E aqui está uma das maiores demonstrações de "fé científica": "Seus [do LHC] responsáveis vão recriar as condições que existiam no Universo quando ele tinha apenas um trilionésimo de segundo de existência. Isso é um feito de extraordinárias conseqüências práticas e teóricas. Equivale a lançar uma sonda capaz de viajar 13,7 bilhões de anos no tempo e registrar o espaço a sua volta, transmitindo dados para o mundo atual instantaneamente."
[Equivale nada! Isso é que é exagero! Mas a matéria de Veja oscila entre essa fé exagerada nos resultados dos testes no LHC e certa dose de racionalidade e realismo, como a expressa neste trecho: "Tudo indica que o universo nasceu com o Big Bang, mas o que existia antes dele? A resposta, tanto para os cientistas quanto para os metafísicos, é a mesma: nada. A questão é como algo pode ocupar um espaço que não existia." Ora a matéria afirma que o Big Bang deu origem a tudo, ora diz que "tudo indica" e que "pode" ter sido assim. Deveria ter mantido o mesmo tom, do começo ao fim.

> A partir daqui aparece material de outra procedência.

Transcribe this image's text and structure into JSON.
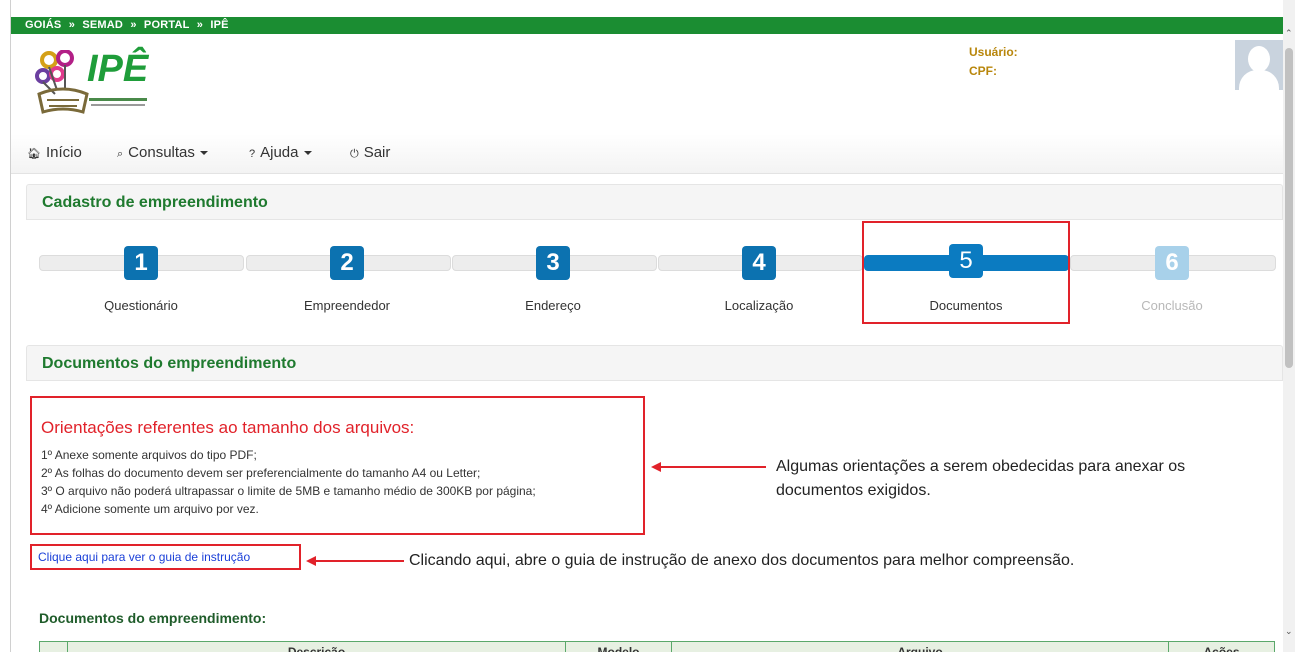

Na edição desta semana, Veja publicou algumas cartas comentando a reportagem. Leia algumas delas:
"As muitas áreas da ciência apontam para uma fonte inteligente como a origem da vida. As probabilidades de a vida ter surgido ao acaso e ter-se desenvolvido por meio de processos aleatórios são tão pequenas que exigem uma fé superior à de uma proposta religiosa racional" (Paulo Pesch, Curitiba, PR).
"...desde que os homens deixaram de crer em Deus, o que se nota não é que não creiam em mais nada, é que crêem em tudo, inclusive no Big Bang" (Roberto de Castro Rios, São Paulo, SP).
"Se havia quem precisasse mais do que apreciar uma flor para acreditar em Deus, com essa reportagem, do que mais precisará?" (Rafael Coutinho, Salvador, BA).
Agora resta esperar pelos resultados dos testes no LHC para ver o que mais será dito sobre a origem de tudo. Por enquanto, nada de novo.